Banks’ loans to grow at 12-13 per cent in FY26: Rating agencies

Banks’ loans to grow at 12-13 per cent in FY26: Rating agencies

Banks’ loans could grow at a pace of 12-13 per cent in FY26 with pick up seen across loan segments, analysts at rating agencies said.

“For banks, advances are likely to grow 12-13% in fiscal 2026, with a pick-up across segments. Asset quality should also be stable with gross non-performing assets ratio of ~2.4% expected as on March 31, 2026, in line with fiscal 2025,” said CrisilL Ratings in a webinar on Tuesday.

India Ratings & Research, meanwhile, said the banking system credit growth could be at 13-13.5 per cent in FY26, considering possible impact from the Reserve Bank of India’s (RBI) advisory on risk weight assets in the unsecured retail segment, and slowing of credit extended to NBFCs.

Non-food credit growth

According to RBI data, banks’ non-food credit growth moderated to 12 per cent in February, on account of slowdown in unsecured personal loans and credit card loans.

CareEdge Ratings, in a webinar on Tuesday, said the banking, financial services, and insurance (BFSI) sector experienced a sharp moderation in its credit ratio, declining from 2.75 in H1FY25 to 1.07 in H2FY25, reflecting emerging stress in select lending segments.

While the sector remains fundamentally strong, challenges in asset quality and profitability have affected certain areas. Sanjay Agarwal, Senior Director at CareEdge Ratings, said the credit ratio decline is due to pressures in the microfinance and unsecured business loan segments.

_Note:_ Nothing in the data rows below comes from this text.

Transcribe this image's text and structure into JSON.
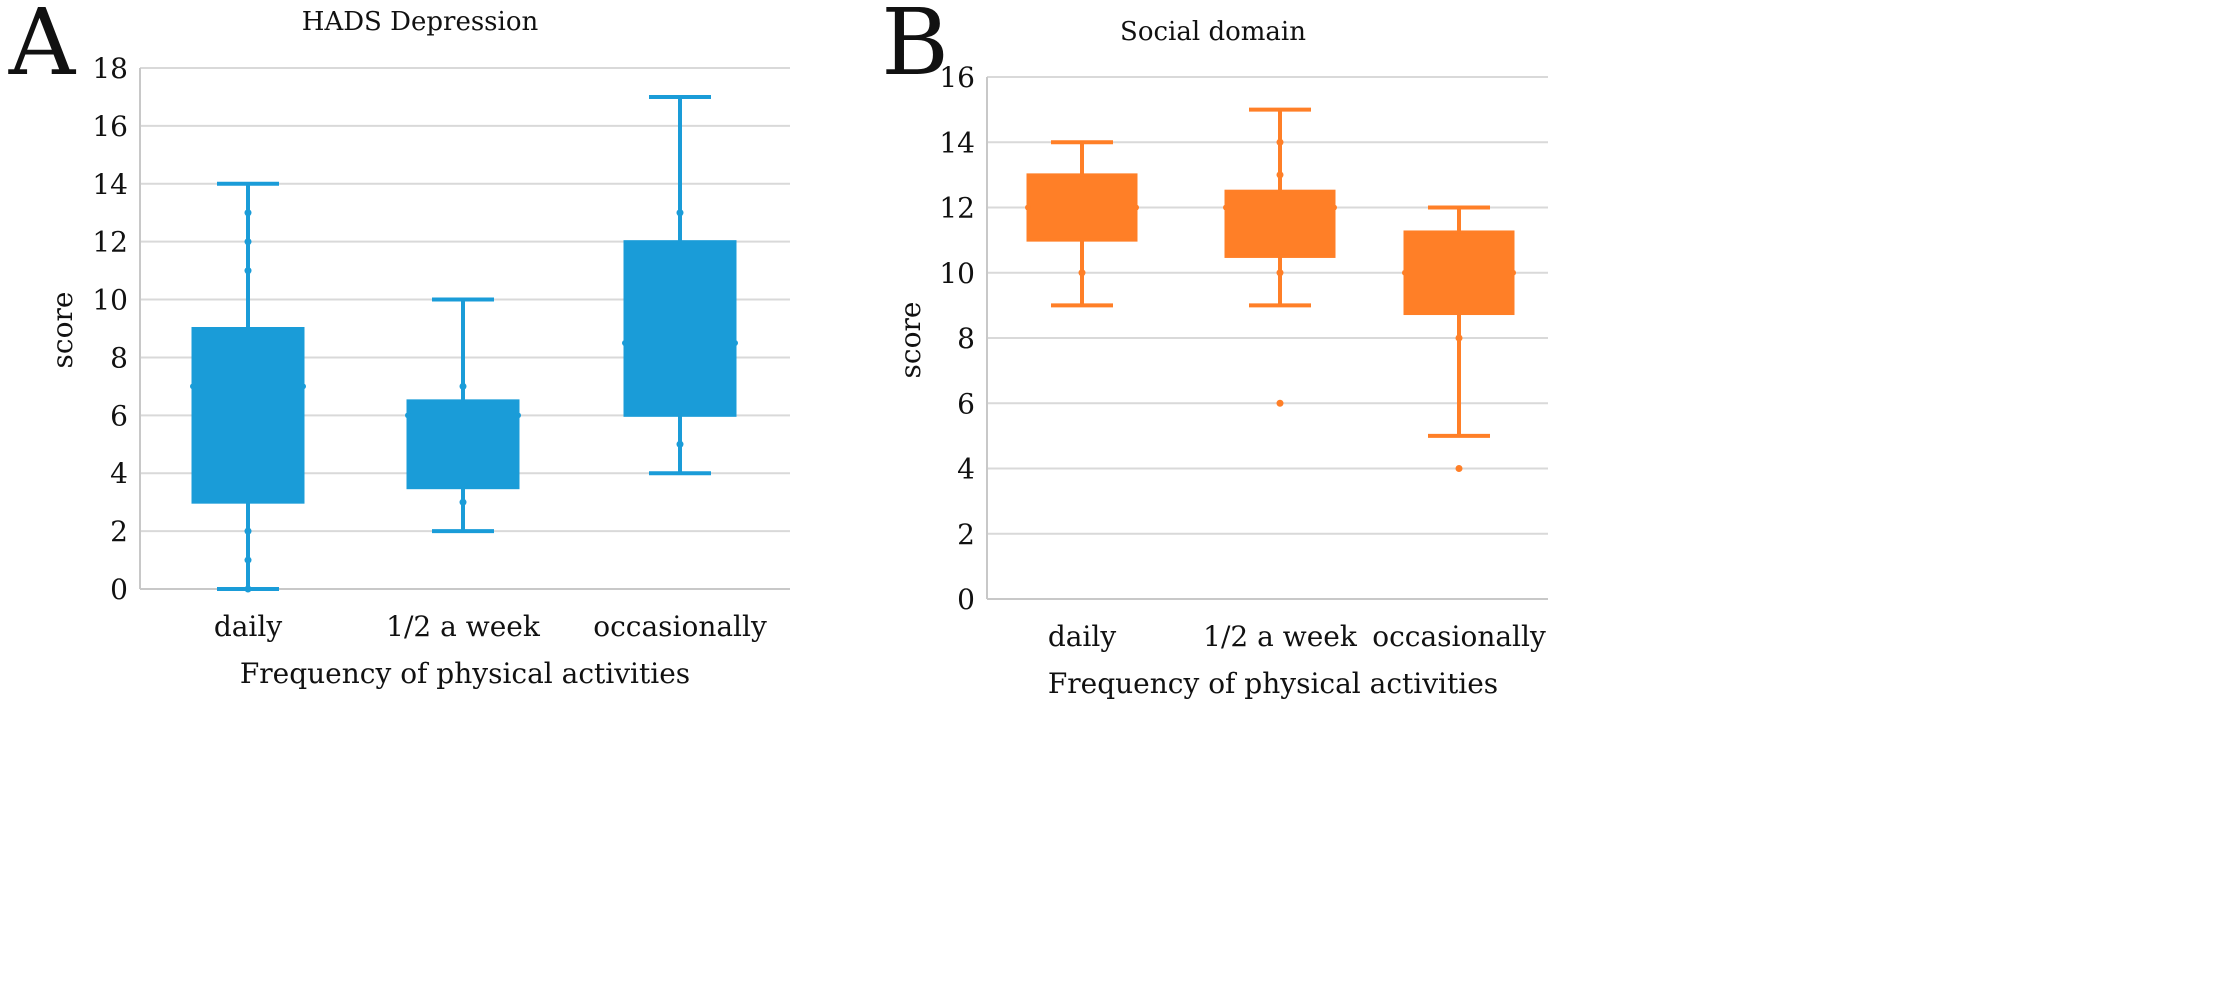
{
  "chart_data": [
    {
      "panel_label": "A",
      "type": "box",
      "title": "HADS Depression",
      "xlabel": "Frequency of physical activities",
      "ylabel": "score",
      "ylim": [
        0,
        18
      ],
      "yticks": [
        0,
        2,
        4,
        6,
        8,
        10,
        12,
        14,
        16,
        18
      ],
      "grid": true,
      "color": "#1a9cd8",
      "categories": [
        "daily",
        "1/2 a week",
        "occasionally"
      ],
      "boxes": [
        {
          "min": 0,
          "q1": 3,
          "median": 7,
          "q3": 9,
          "max": 14,
          "points": [
            0,
            1,
            2,
            11,
            12,
            13
          ],
          "outliers": []
        },
        {
          "min": 2,
          "q1": 3.5,
          "median": 6,
          "q3": 6.5,
          "max": 10,
          "points": [
            3,
            7
          ],
          "outliers": []
        },
        {
          "min": 4,
          "q1": 6,
          "median": 8.5,
          "q3": 12,
          "max": 17,
          "points": [
            5,
            13
          ],
          "outliers": []
        }
      ]
    },
    {
      "panel_label": "B",
      "type": "box",
      "title": "Social domain",
      "xlabel": "Frequency of physical activities",
      "ylabel": "score",
      "ylim": [
        0,
        16
      ],
      "yticks": [
        0,
        2,
        4,
        6,
        8,
        10,
        12,
        14,
        16
      ],
      "grid": true,
      "color": "#ff7f27",
      "categories": [
        "daily",
        "1/2 a week",
        "occasionally"
      ],
      "boxes": [
        {
          "min": 9,
          "q1": 11,
          "median": 12,
          "q3": 13,
          "max": 14,
          "points": [
            10
          ],
          "outliers": []
        },
        {
          "min": 9,
          "q1": 10.5,
          "median": 12,
          "q3": 12.5,
          "max": 15,
          "points": [
            10,
            13,
            14
          ],
          "outliers": [
            6
          ]
        },
        {
          "min": 5,
          "q1": 8.75,
          "median": 10,
          "q3": 11.25,
          "max": 12,
          "points": [
            8
          ],
          "outliers": [
            4
          ]
        }
      ]
    }
  ]
}
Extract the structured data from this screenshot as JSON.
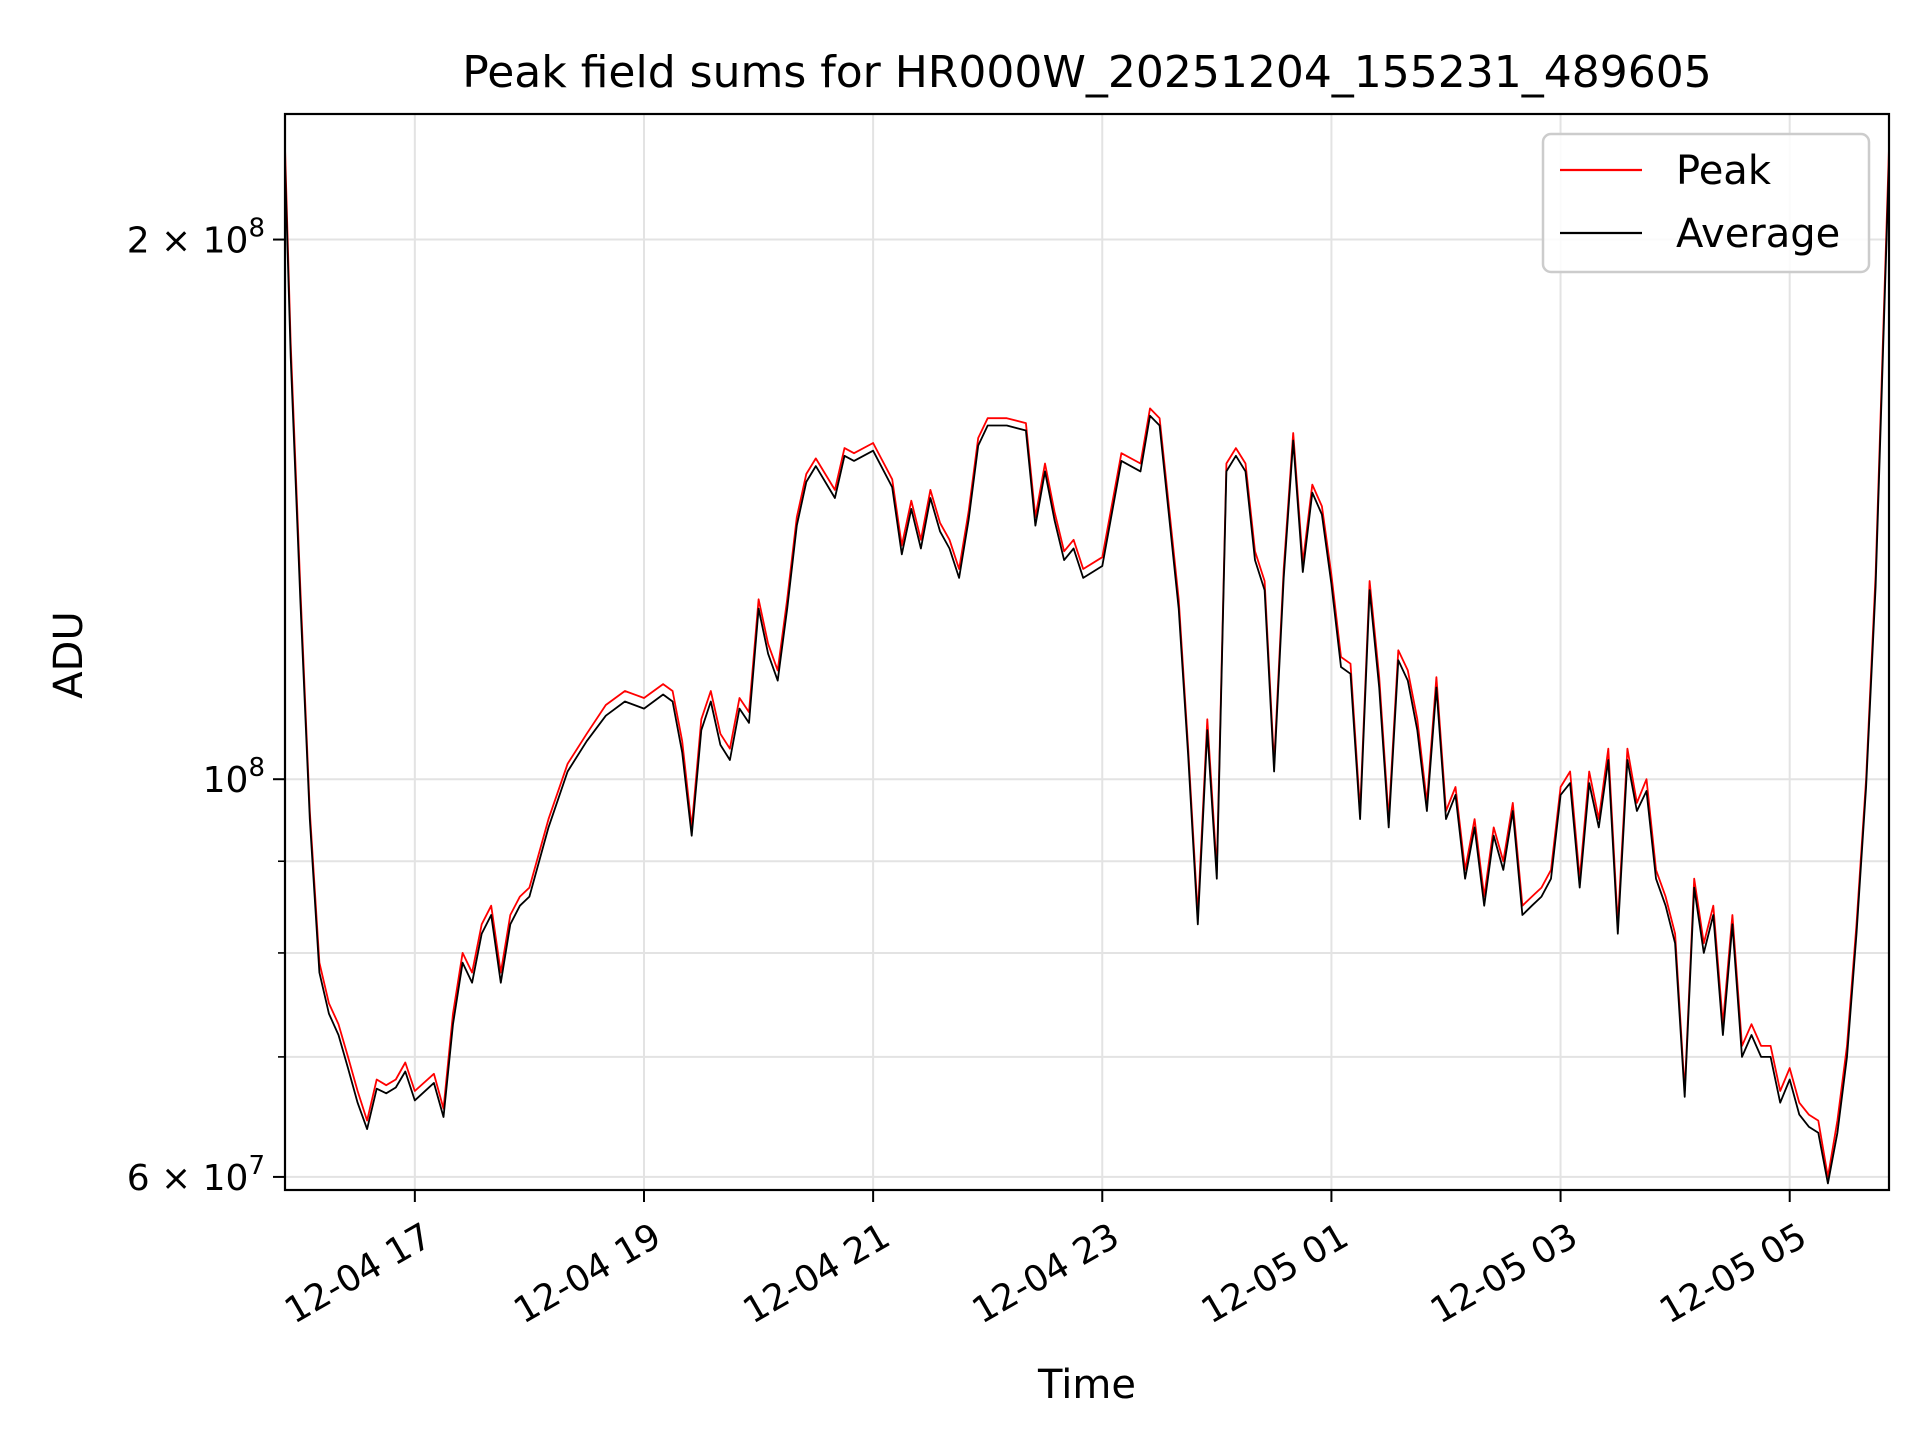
{
  "chart_data": {
    "type": "line",
    "title": "Peak field sums for HR000W_20251204_155231_489605",
    "xlabel": "Time",
    "ylabel": "ADU",
    "y_scale": "log",
    "ylim": [
      59000000,
      235000000
    ],
    "xlim": [
      "2025-12-04 15:52",
      "2025-12-05 05:52"
    ],
    "grid": true,
    "legend_position": "top-right",
    "x_ticks": [
      {
        "value": "2025-12-04 17:00",
        "label": "12-04 17"
      },
      {
        "value": "2025-12-04 19:00",
        "label": "12-04 19"
      },
      {
        "value": "2025-12-04 21:00",
        "label": "12-04 21"
      },
      {
        "value": "2025-12-04 23:00",
        "label": "12-04 23"
      },
      {
        "value": "2025-12-05 01:00",
        "label": "12-05 01"
      },
      {
        "value": "2025-12-05 03:00",
        "label": "12-05 03"
      },
      {
        "value": "2025-12-05 05:00",
        "label": "12-05 05"
      }
    ],
    "y_ticks": [
      {
        "value": 60000000,
        "label_mantissa": "6",
        "label_base": "× 10",
        "label_exp": "7"
      },
      {
        "value": 100000000,
        "label_mantissa": "",
        "label_base": "10",
        "label_exp": "8"
      },
      {
        "value": 200000000,
        "label_mantissa": "2",
        "label_base": "× 10",
        "label_exp": "8"
      }
    ],
    "y_minor_ticks": [
      70000000,
      80000000,
      90000000
    ],
    "x": [
      "2025-12-04 15:52",
      "2025-12-04 15:55",
      "2025-12-04 16:00",
      "2025-12-04 16:05",
      "2025-12-04 16:10",
      "2025-12-04 16:15",
      "2025-12-04 16:20",
      "2025-12-04 16:25",
      "2025-12-04 16:30",
      "2025-12-04 16:35",
      "2025-12-04 16:40",
      "2025-12-04 16:45",
      "2025-12-04 16:50",
      "2025-12-04 16:55",
      "2025-12-04 17:00",
      "2025-12-04 17:10",
      "2025-12-04 17:15",
      "2025-12-04 17:20",
      "2025-12-04 17:25",
      "2025-12-04 17:30",
      "2025-12-04 17:35",
      "2025-12-04 17:40",
      "2025-12-04 17:45",
      "2025-12-04 17:50",
      "2025-12-04 17:55",
      "2025-12-04 18:00",
      "2025-12-04 18:10",
      "2025-12-04 18:20",
      "2025-12-04 18:30",
      "2025-12-04 18:40",
      "2025-12-04 18:50",
      "2025-12-04 19:00",
      "2025-12-04 19:10",
      "2025-12-04 19:15",
      "2025-12-04 19:20",
      "2025-12-04 19:25",
      "2025-12-04 19:30",
      "2025-12-04 19:35",
      "2025-12-04 19:40",
      "2025-12-04 19:45",
      "2025-12-04 19:50",
      "2025-12-04 19:55",
      "2025-12-04 20:00",
      "2025-12-04 20:05",
      "2025-12-04 20:10",
      "2025-12-04 20:15",
      "2025-12-04 20:20",
      "2025-12-04 20:25",
      "2025-12-04 20:30",
      "2025-12-04 20:40",
      "2025-12-04 20:45",
      "2025-12-04 20:50",
      "2025-12-04 21:00",
      "2025-12-04 21:10",
      "2025-12-04 21:15",
      "2025-12-04 21:20",
      "2025-12-04 21:25",
      "2025-12-04 21:30",
      "2025-12-04 21:35",
      "2025-12-04 21:40",
      "2025-12-04 21:45",
      "2025-12-04 21:50",
      "2025-12-04 21:55",
      "2025-12-04 22:00",
      "2025-12-04 22:10",
      "2025-12-04 22:20",
      "2025-12-04 22:25",
      "2025-12-04 22:30",
      "2025-12-04 22:35",
      "2025-12-04 22:40",
      "2025-12-04 22:45",
      "2025-12-04 22:50",
      "2025-12-04 23:00",
      "2025-12-04 23:10",
      "2025-12-04 23:20",
      "2025-12-04 23:25",
      "2025-12-04 23:30",
      "2025-12-04 23:40",
      "2025-12-04 23:45",
      "2025-12-04 23:50",
      "2025-12-04 23:55",
      "2025-12-05 00:00",
      "2025-12-05 00:05",
      "2025-12-05 00:10",
      "2025-12-05 00:15",
      "2025-12-05 00:20",
      "2025-12-05 00:25",
      "2025-12-05 00:30",
      "2025-12-05 00:35",
      "2025-12-05 00:40",
      "2025-12-05 00:45",
      "2025-12-05 00:50",
      "2025-12-05 00:55",
      "2025-12-05 01:00",
      "2025-12-05 01:05",
      "2025-12-05 01:10",
      "2025-12-05 01:15",
      "2025-12-05 01:20",
      "2025-12-05 01:25",
      "2025-12-05 01:30",
      "2025-12-05 01:35",
      "2025-12-05 01:40",
      "2025-12-05 01:45",
      "2025-12-05 01:50",
      "2025-12-05 01:55",
      "2025-12-05 02:00",
      "2025-12-05 02:05",
      "2025-12-05 02:10",
      "2025-12-05 02:15",
      "2025-12-05 02:20",
      "2025-12-05 02:25",
      "2025-12-05 02:30",
      "2025-12-05 02:35",
      "2025-12-05 02:40",
      "2025-12-05 02:45",
      "2025-12-05 02:50",
      "2025-12-05 02:55",
      "2025-12-05 03:00",
      "2025-12-05 03:05",
      "2025-12-05 03:10",
      "2025-12-05 03:15",
      "2025-12-05 03:20",
      "2025-12-05 03:25",
      "2025-12-05 03:30",
      "2025-12-05 03:35",
      "2025-12-05 03:40",
      "2025-12-05 03:45",
      "2025-12-05 03:50",
      "2025-12-05 03:55",
      "2025-12-05 04:00",
      "2025-12-05 04:05",
      "2025-12-05 04:10",
      "2025-12-05 04:15",
      "2025-12-05 04:20",
      "2025-12-05 04:25",
      "2025-12-05 04:30",
      "2025-12-05 04:35",
      "2025-12-05 04:40",
      "2025-12-05 04:45",
      "2025-12-05 04:50",
      "2025-12-05 04:55",
      "2025-12-05 05:00",
      "2025-12-05 05:05",
      "2025-12-05 05:10",
      "2025-12-05 05:15",
      "2025-12-05 05:20",
      "2025-12-05 05:25",
      "2025-12-05 05:30",
      "2025-12-05 05:35",
      "2025-12-05 05:40",
      "2025-12-05 05:45",
      "2025-12-05 05:52"
    ],
    "series": [
      {
        "name": "Peak",
        "color": "#ff0000",
        "values": [
          225000000,
          175000000,
          128000000,
          96000000,
          79000000,
          75000000,
          73000000,
          70000000,
          67000000,
          64500000,
          68000000,
          67500000,
          68000000,
          69500000,
          67000000,
          68500000,
          65500000,
          74000000,
          80000000,
          78000000,
          83000000,
          85000000,
          78000000,
          84000000,
          86000000,
          87000000,
          95000000,
          102000000,
          106000000,
          110000000,
          112000000,
          111000000,
          113000000,
          112000000,
          105000000,
          94000000,
          108000000,
          112000000,
          106000000,
          104000000,
          111000000,
          109000000,
          126000000,
          119000000,
          115000000,
          126000000,
          140000000,
          148000000,
          151000000,
          145000000,
          153000000,
          152000000,
          154000000,
          147000000,
          135000000,
          143000000,
          136000000,
          145000000,
          139000000,
          136000000,
          131000000,
          141000000,
          155000000,
          159000000,
          159000000,
          158000000,
          140000000,
          150000000,
          141000000,
          134000000,
          136000000,
          131000000,
          133000000,
          152000000,
          150000000,
          161000000,
          159000000,
          126000000,
          104000000,
          84000000,
          108000000,
          89000000,
          150000000,
          153000000,
          150000000,
          134000000,
          129000000,
          102000000,
          131000000,
          156000000,
          132000000,
          146000000,
          142000000,
          130000000,
          117000000,
          116000000,
          96000000,
          129000000,
          114000000,
          95000000,
          118000000,
          115000000,
          108000000,
          97000000,
          114000000,
          96000000,
          99000000,
          89000000,
          95000000,
          86000000,
          94000000,
          90000000,
          97000000,
          85000000,
          86000000,
          87000000,
          89000000,
          99000000,
          101000000,
          88000000,
          101000000,
          95000000,
          104000000,
          83000000,
          104000000,
          97000000,
          100000000,
          89000000,
          86000000,
          82000000,
          67000000,
          88000000,
          81000000,
          85000000,
          73000000,
          84000000,
          71000000,
          73000000,
          71000000,
          71000000,
          67000000,
          69000000,
          66000000,
          65000000,
          64500000,
          60000000,
          64500000,
          71000000,
          83000000,
          100000000,
          130000000,
          225000000
        ]
      },
      {
        "name": "Average",
        "color": "#000000",
        "values": [
          221000000,
          172000000,
          126000000,
          95000000,
          78000000,
          74000000,
          72000000,
          69000000,
          66000000,
          63800000,
          67200000,
          66800000,
          67300000,
          68700000,
          66200000,
          67700000,
          64800000,
          73000000,
          79000000,
          77000000,
          82000000,
          84000000,
          77000000,
          83000000,
          85000000,
          86000000,
          94000000,
          101000000,
          105000000,
          108500000,
          110500000,
          109500000,
          111500000,
          110500000,
          103500000,
          93000000,
          106500000,
          110500000,
          104500000,
          102500000,
          109500000,
          107500000,
          124500000,
          117500000,
          113500000,
          124500000,
          138500000,
          146500000,
          149500000,
          143500000,
          151500000,
          150500000,
          152500000,
          145500000,
          133500000,
          141500000,
          134500000,
          143500000,
          137500000,
          134500000,
          129500000,
          139500000,
          153500000,
          157500000,
          157500000,
          156500000,
          138500000,
          148500000,
          139500000,
          132500000,
          134500000,
          129500000,
          131500000,
          150500000,
          148500000,
          159500000,
          157500000,
          124500000,
          103000000,
          83000000,
          106500000,
          88000000,
          148500000,
          151500000,
          148500000,
          132500000,
          127500000,
          101000000,
          129500000,
          154500000,
          130500000,
          144500000,
          140500000,
          128500000,
          115500000,
          114500000,
          95000000,
          127500000,
          112500000,
          94000000,
          116500000,
          113500000,
          106500000,
          96000000,
          112500000,
          95000000,
          98000000,
          88000000,
          94000000,
          85000000,
          93000000,
          89000000,
          96000000,
          84000000,
          85000000,
          86000000,
          88000000,
          98000000,
          99500000,
          87000000,
          99500000,
          94000000,
          102500000,
          82000000,
          102500000,
          96000000,
          98500000,
          88000000,
          85000000,
          81000000,
          66500000,
          87000000,
          80000000,
          84000000,
          72000000,
          83000000,
          70000000,
          72000000,
          70000000,
          70000000,
          66000000,
          68000000,
          65000000,
          64000000,
          63500000,
          59500000,
          63500000,
          70000000,
          82000000,
          99000000,
          128000000,
          221000000
        ]
      }
    ]
  }
}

“The increase in loan sizes, coupled with rising debt levels per borrower, has heightened the financial strain on MFI borrowers, leading to asset quality concerns for NBFCs in this space. Consequently, NBFCs catering to microfinance and unsecured business loans are expected to witness elevated credit costs at least until H1FY26,” he said.

Despite these headwinds, the overall credit outlook for the BFSI sector remains stable, he said, supported by healthy capitalisation levels among NBFCs and banks.

NBFCs

Crisil Ratings said for non-banks, assets under management are expected to grow 15-17 per cent in fiscal 2026, in line with fiscal 2025. This remains higher than the decadal average growth rate of 14 per cent seen between fiscals 2016 and 2025. The ability to diversify funding profile and revival in bank funding following the rollback of higher risk weights on bank lending to non-banks will be the key.

India Ratings says rating upgrades mainly occurred in NBFC sector, aided by substantial equity infusion or expansion of franchisee while maintaining asset quality. Consolidation in the industry with stronger player acquiring a relatively weaker credit profile entity operating in the same segment was the other key upgrade driver.